Endoscopy 2020; 52(S 01): S282
DOI: 10.1055/s-0040-1704892
ESGE Days 2020 ePoster presentations
Colon and rectum 09:00–17:00 Thursday, April 23, 2020 ePoster area
© Georg Thieme Verlag KG Stuttgart · New York

FULL THICKNESS RESECTION DEVICE (FTRD) DISPLACEMENT AS A CAUSE OF DELAYED PERFORATION: WHEN COLONOSCOPY IS SAFE?

S Cocca
1   University Hospital of Modena, Gastroenterology and Endoscopy Unit, Modena, Italy
,
H Bertani
1   University Hospital of Modena, Gastroenterology and Endoscopy Unit, Modena, Italy
,
G Grande
1   University Hospital of Modena, Gastroenterology and Endoscopy Unit, Modena, Italy
,
S Russo
1   University Hospital of Modena, Gastroenterology and Endoscopy Unit, Modena, Italy
,
A Caruso
1   University Hospital of Modena, Gastroenterology and Endoscopy Unit, Modena, Italy
,
S Mangiafico
1   University Hospital of Modena, Gastroenterology and Endoscopy Unit, Modena, Italy
,
F Pigò
1   University Hospital of Modena, Gastroenterology and Endoscopy Unit, Modena, Italy
,
R Conigliaro
1   University Hospital of Modena, Gastroenterology and Endoscopy Unit, Modena, Italy
› Author Affiliations
Further Information

Publication History

Publication Date:
23 April 2020 (online)

 
 

    Aims Endoscopic full thickness resection (EFTR) yields excellent resection rates for benign recurrent adenomas with non-lifting sign, submucosal lesions which are not amenable of standard endoscopic resection and advanced histopathological lesions in patients unfit for surgery.
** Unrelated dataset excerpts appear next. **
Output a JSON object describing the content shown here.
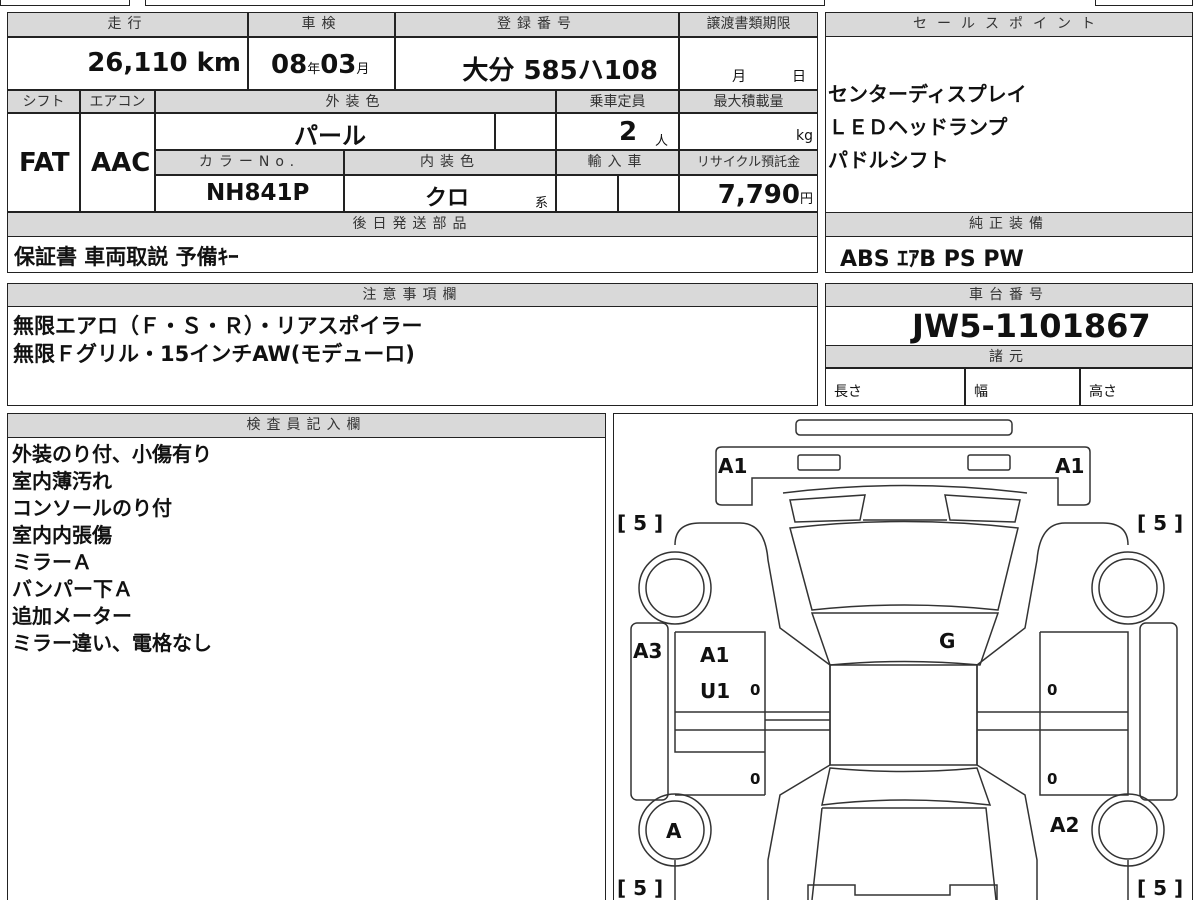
{
  "vehicle": {
    "mileage_label": "走行",
    "mileage_value": "26,110",
    "mileage_unit": "km",
    "inspection_label": "車検",
    "inspection_year": "08",
    "year_unit": "年",
    "inspection_month": "03",
    "month_unit": "月",
    "registration_label": "登録番号",
    "registration_value": "大分 585ハ108",
    "transfer_deadline_label": "譲渡書類期限",
    "transfer_month": "月",
    "transfer_day": "日",
    "shift_label": "シフト",
    "shift_value": "FAT",
    "ac_label": "エアコン",
    "ac_value": "AAC",
    "exterior_color_label": "外装色",
    "exterior_color_value": "パール",
    "capacity_label": "乗車定員",
    "capacity_value": "2",
    "capacity_unit": "人",
    "max_load_label": "最大積載量",
    "max_load_unit": "kg",
    "color_no_label": "カラーNo.",
    "color_no_value": "NH841P",
    "interior_color_label": "内装色",
    "interior_color_value": "クロ",
    "interior_color_suffix": "系",
    "import_label": "輸入車",
    "recycle_label": "リサイクル預託金",
    "recycle_value": "7,790",
    "recycle_unit": "円",
    "later_parts_label": "後日発送部品",
    "later_parts_value": "保証書 車両取説 予備ｷｰ"
  },
  "sales_points": {
    "label": "セールスポイント",
    "items": [
      "センターディスプレイ",
      "ＬＥＤヘッドランプ",
      "パドルシフト"
    ]
  },
  "equipment": {
    "label": "純正装備",
    "value": "ABS ｴｱB PS PW"
  },
  "notes": {
    "label": "注意事項欄",
    "lines": [
      "無限エアロ（Ｆ・Ｓ・Ｒ）・リアスポイラー",
      "無限Ｆグリル・15インチAW(モデューロ)"
    ]
  },
  "chassis": {
    "label": "車台番号",
    "value": "JW5-1101867",
    "spec_label": "諸元",
    "length": "長さ",
    "width": "幅",
    "height": "高さ"
  },
  "inspector": {
    "label": "検査員記入欄",
    "lines": [
      "外装のり付、小傷有り",
      "室内薄汚れ",
      "コンソールのり付",
      "室内内張傷",
      "ミラーＡ",
      "バンパー下Ａ",
      "追加メーター",
      "ミラー違い、電格なし"
    ]
  },
  "diagram": {
    "front_left": "A1",
    "front_right": "A1",
    "tire": "[ 5 ]",
    "left_fender": "A3",
    "front_left_door_1": "A1",
    "front_left_door_2": "U1",
    "roof": "G",
    "rear_left_wheel": "A",
    "rear_right": "A2",
    "door_mark": "0"
  }
}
The FTRD is the only commercially available over-the-scope device designed for EFTR with a one-step clip-and-cut technique. The major complications are bleeding and perforation that appears to be mostly related to an incomplete closure of the FTRD.
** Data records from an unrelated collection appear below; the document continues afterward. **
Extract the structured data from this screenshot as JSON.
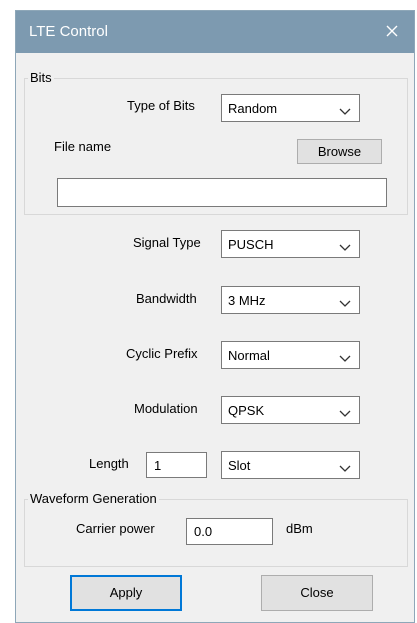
{
  "window": {
    "title": "LTE Control"
  },
  "bits": {
    "group_label": "Bits",
    "type_label": "Type of Bits",
    "type_value": "Random",
    "file_label": "File name",
    "browse_label": "Browse",
    "file_value": ""
  },
  "signal_type": {
    "label": "Signal Type",
    "value": "PUSCH"
  },
  "bandwidth": {
    "label": "Bandwidth",
    "value": "3 MHz"
  },
  "cyclic_prefix": {
    "label": "Cyclic Prefix",
    "value": "Normal"
  },
  "modulation": {
    "label": "Modulation",
    "value": "QPSK"
  },
  "length": {
    "label": "Length",
    "value": "1",
    "unit_value": "Slot"
  },
  "waveform": {
    "group_label": "Waveform Generation",
    "carrier_label": "Carrier power",
    "carrier_value": "0.0",
    "unit": "dBm"
  },
  "buttons": {
    "apply": "Apply",
    "close": "Close"
  },
  "colors": {
    "titlebar": "#7d9ab0",
    "window_bg": "#f0f0f0",
    "focus_border": "#0078d7"
  }
}
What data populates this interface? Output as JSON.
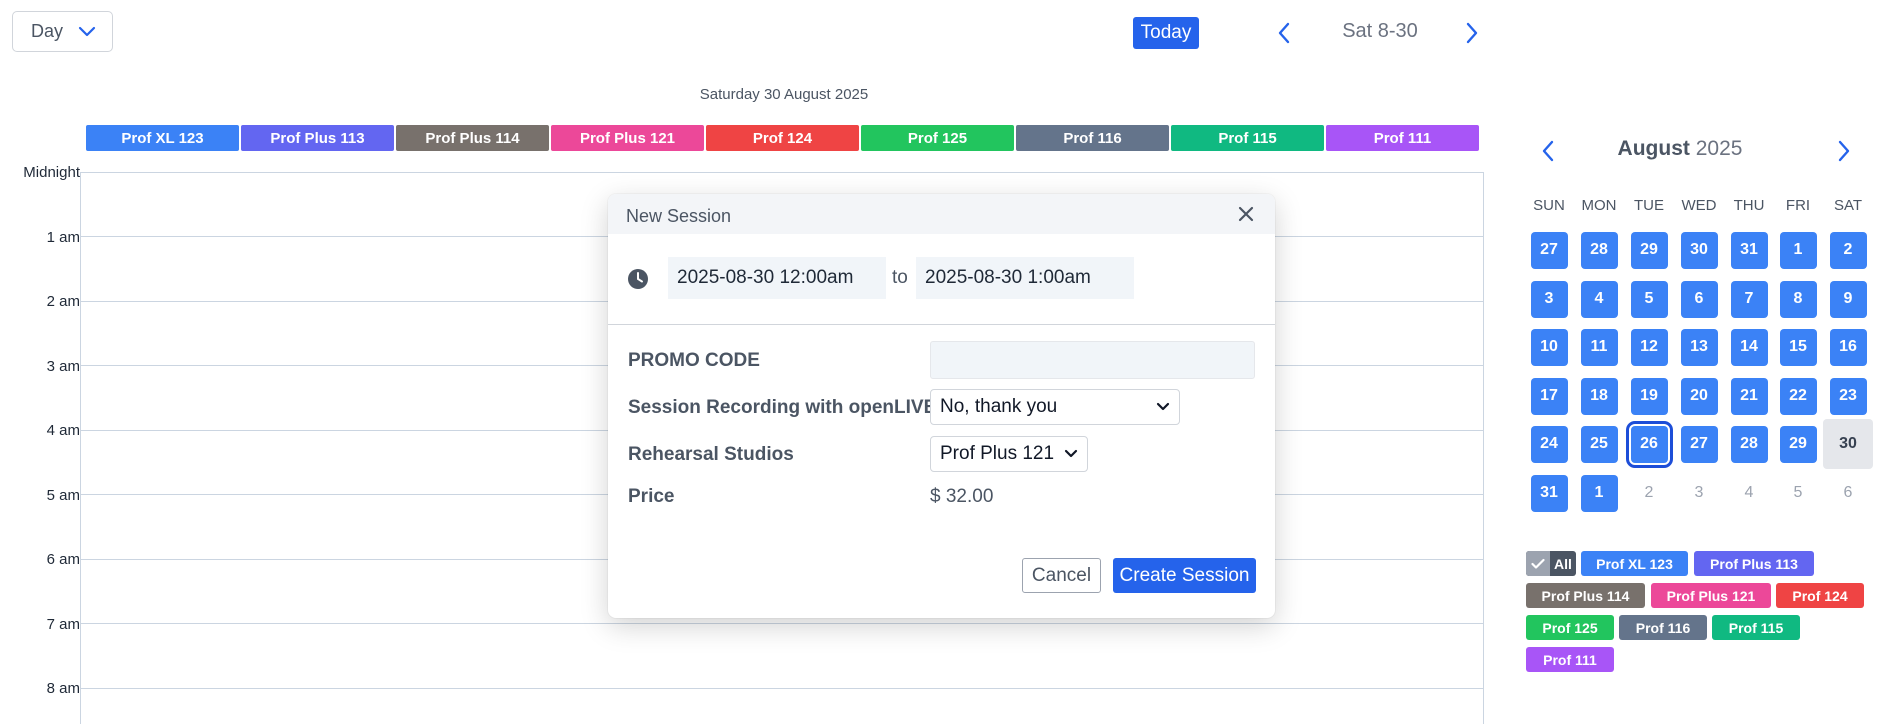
{
  "toolbar": {
    "view_select": "Day",
    "today_label": "Today",
    "date_label": "Sat 8-30"
  },
  "day_heading": "Saturday 30 August 2025",
  "resources": [
    {
      "label": "Prof XL 123",
      "color": "#3b82f6"
    },
    {
      "label": "Prof Plus 113",
      "color": "#6366f1"
    },
    {
      "label": "Prof Plus 114",
      "color": "#78716c"
    },
    {
      "label": "Prof Plus 121",
      "color": "#ec4899"
    },
    {
      "label": "Prof 124",
      "color": "#ef4444"
    },
    {
      "label": "Prof 125",
      "color": "#22c55e"
    },
    {
      "label": "Prof 116",
      "color": "#64748b"
    },
    {
      "label": "Prof 115",
      "color": "#10b981"
    },
    {
      "label": "Prof 111",
      "color": "#a855f7"
    }
  ],
  "hours": [
    "Midnight",
    "1 am",
    "2 am",
    "3 am",
    "4 am",
    "5 am",
    "6 am",
    "7 am",
    "8 am"
  ],
  "dialog": {
    "title": "New Session",
    "start": "2025-08-30 12:00am",
    "to_label": "to",
    "end": "2025-08-30 1:00am",
    "promo_label": "PROMO CODE",
    "promo_value": "",
    "recording_label": "Session Recording with openLIVE",
    "recording_value": "No, thank you",
    "studio_label": "Rehearsal Studios",
    "studio_value": "Prof Plus 121",
    "price_label": "Price",
    "price_value": "$ 32.00",
    "cancel_label": "Cancel",
    "create_label": "Create Session"
  },
  "mini_calendar": {
    "month": "August",
    "year": "2025",
    "weekdays": [
      "SUN",
      "MON",
      "TUE",
      "WED",
      "THU",
      "FRI",
      "SAT"
    ],
    "weeks": [
      [
        "27",
        "28",
        "29",
        "30",
        "31",
        "1",
        "2"
      ],
      [
        "3",
        "4",
        "5",
        "6",
        "7",
        "8",
        "9"
      ],
      [
        "10",
        "11",
        "12",
        "13",
        "14",
        "15",
        "16"
      ],
      [
        "17",
        "18",
        "19",
        "20",
        "21",
        "22",
        "23"
      ],
      [
        "24",
        "25",
        "26",
        "27",
        "28",
        "29",
        "30"
      ],
      [
        "31",
        "1",
        "2",
        "3",
        "4",
        "5",
        "6"
      ]
    ],
    "selected": "26",
    "current": "30"
  },
  "filters": {
    "all_label": "All",
    "chips": [
      {
        "label": "Prof XL 123",
        "color": "#3b82f6"
      },
      {
        "label": "Prof Plus 113",
        "color": "#6366f1"
      },
      {
        "label": "Prof Plus 114",
        "color": "#78716c"
      },
      {
        "label": "Prof Plus 121",
        "color": "#ec4899"
      },
      {
        "label": "Prof 124",
        "color": "#ef4444"
      },
      {
        "label": "Prof 125",
        "color": "#22c55e"
      },
      {
        "label": "Prof 116",
        "color": "#64748b"
      },
      {
        "label": "Prof 115",
        "color": "#10b981"
      },
      {
        "label": "Prof 111",
        "color": "#a855f7"
      }
    ]
  }
}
    Methods We report a case of a 82-year old man, unfit for surgery, which was diagnosed with two colonic lesions: the first (20 mm) was located in the descending colon and it was highly suspicious for advanced adenoma with non-lifting sign and centrally depressed area. The second was a sessile adenoma (80 mm) located in the transverse colon. We decided to approach with EFTR the lesion of the descending colon and then, in a second session, to perform EMR in the transverse colon.

    Results The EFTR was safe without complications and the patient was discharged the day after. One week later, a second colonoscopy was performed to treat the lesion in the transverse colon. During the procedure abdominal distension was noted and during withdrawal maneuver the FTRD appeared to be still in position. A CT-scan showed bubbles of extraluminal air in the abdomen closed to the FTRD. The day after we revised the FTRD site and two mucosal leaks were found and successfully treated with metallic clips deployment.
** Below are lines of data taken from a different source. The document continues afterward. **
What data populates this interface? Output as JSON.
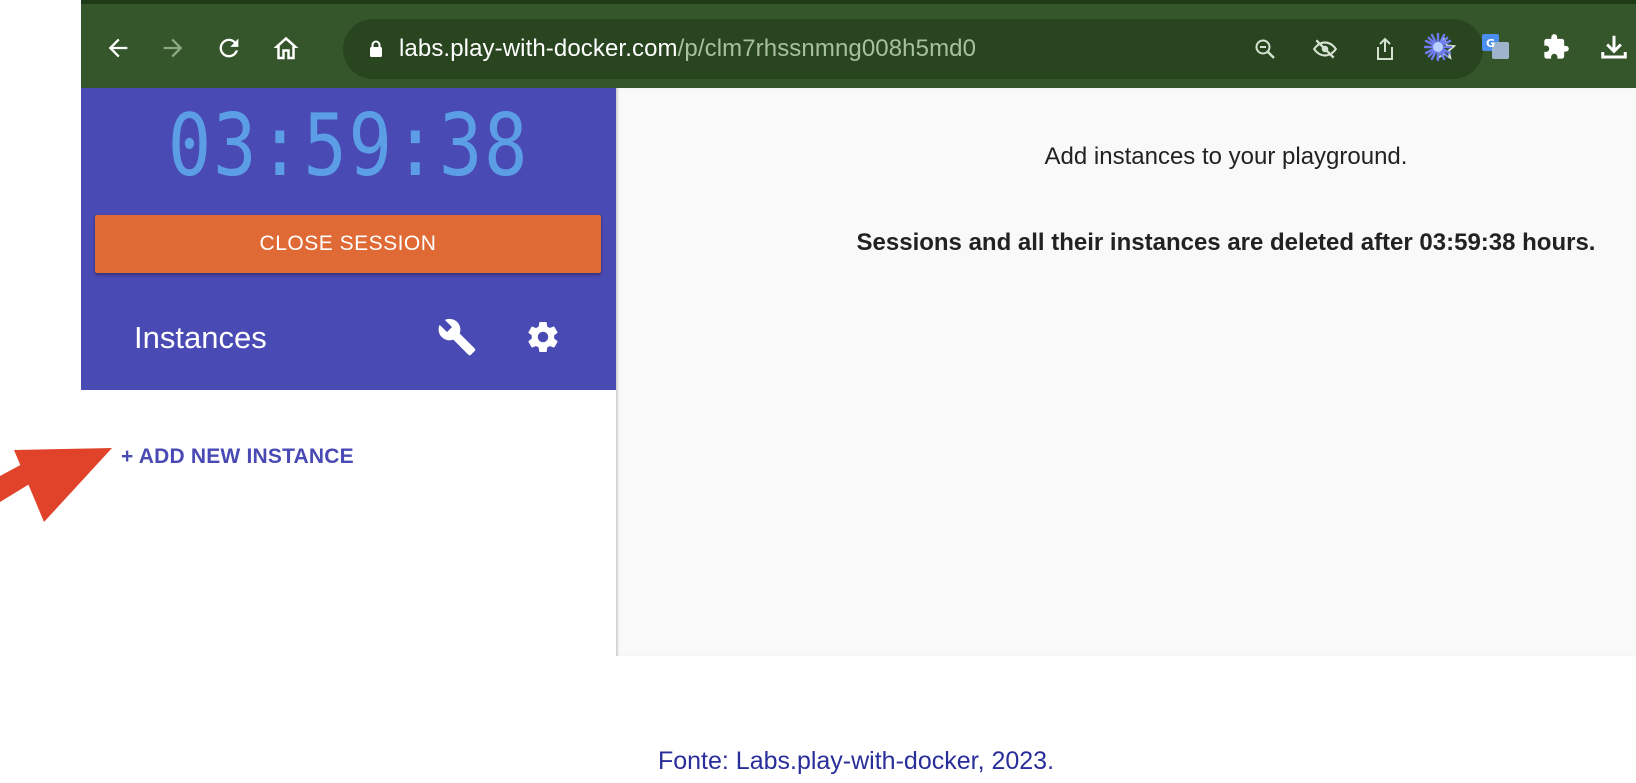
{
  "browser": {
    "url_host": "labs.play-with-docker.com",
    "url_path": "/p/clm7rhssnmng008h5md0"
  },
  "colors": {
    "chrome_bg": "#35552a",
    "omnibox_bg": "#284520",
    "sidebar_accent": "#4a4ab4",
    "timer": "#5b9ee6",
    "close_button": "#e06a35",
    "arrow": "#e0432a",
    "caption": "#2a2e9a"
  },
  "sidebar": {
    "timer": "03:59:38",
    "close_session_label": "CLOSE SESSION",
    "instances_title": "Instances",
    "add_instance_label": "+ ADD NEW INSTANCE",
    "icons": [
      "wrench-icon",
      "gear-icon"
    ]
  },
  "main": {
    "message": "Add instances to your playground.",
    "expiry_message": "Sessions and all their instances are deleted after 03:59:38 hours."
  },
  "caption": "Fonte: Labs.play-with-docker, 2023."
}
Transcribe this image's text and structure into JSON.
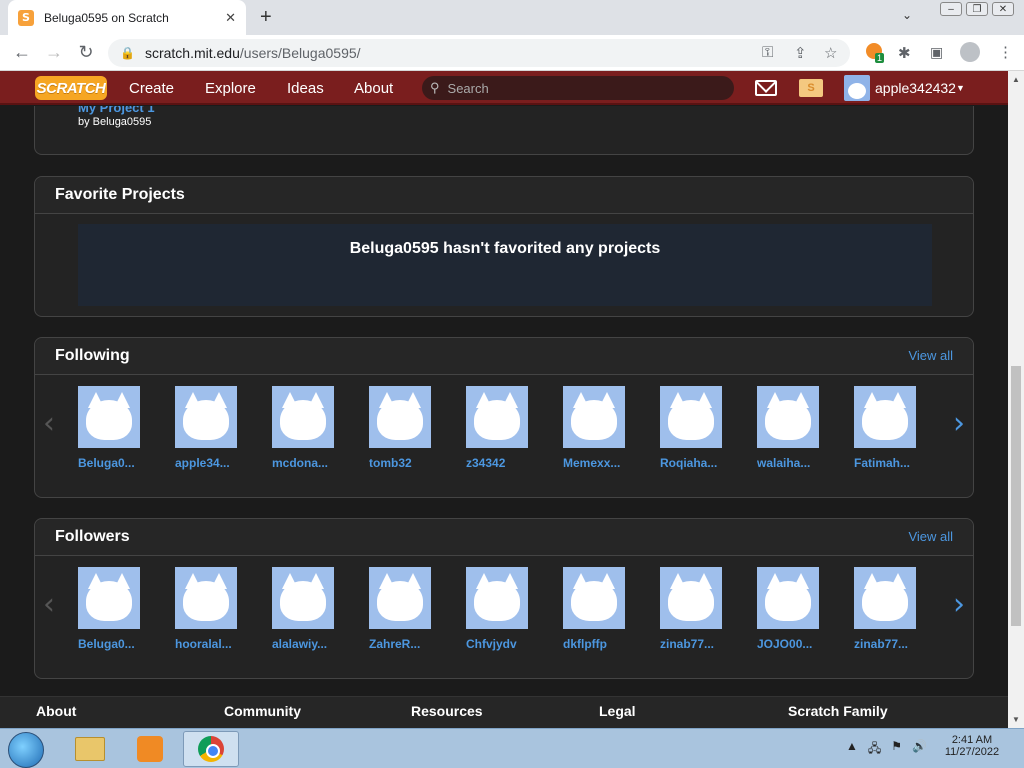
{
  "browser": {
    "tab_title": "Beluga0595 on Scratch",
    "favicon_letter": "S",
    "url_host": "scratch.mit.edu",
    "url_path": "/users/Beluga0595/",
    "extension_badge": "1"
  },
  "nav": {
    "logo": "SCRATCH",
    "links": [
      "Create",
      "Explore",
      "Ideas",
      "About"
    ],
    "search_placeholder": "Search",
    "username": "apple342432"
  },
  "project": {
    "title": "My Project 1",
    "by": "by Beluga0595"
  },
  "favorites": {
    "header": "Favorite Projects",
    "empty_message": "Beluga0595 hasn't favorited any projects"
  },
  "following": {
    "header": "Following",
    "view_all": "View all",
    "users": [
      "Beluga0...",
      "apple34...",
      "mcdona...",
      "tomb32",
      "z34342",
      "Memexx...",
      "Roqiaha...",
      "walaiha...",
      "Fatimah..."
    ]
  },
  "followers": {
    "header": "Followers",
    "view_all": "View all",
    "users": [
      "Beluga0...",
      "hooralal...",
      "alalawiy...",
      "ZahreR...",
      "Chfvjydv",
      "dkflpffp",
      "zinab77...",
      "JOJO00...",
      "zinab77..."
    ]
  },
  "footer": {
    "columns": [
      "About",
      "Community",
      "Resources",
      "Legal",
      "Scratch Family"
    ]
  },
  "taskbar": {
    "time": "2:41 AM",
    "date": "11/27/2022"
  }
}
    Conclusions Our case is the first description of a FTRD dislodgment occurred one week after the EFTR, maybe due to the colonscope passage over the device. This case raises the question of when colonoscopy is a safe procedure in a patient who has undergone an EFTR to avoid device displacement and subsequent delayed perforation.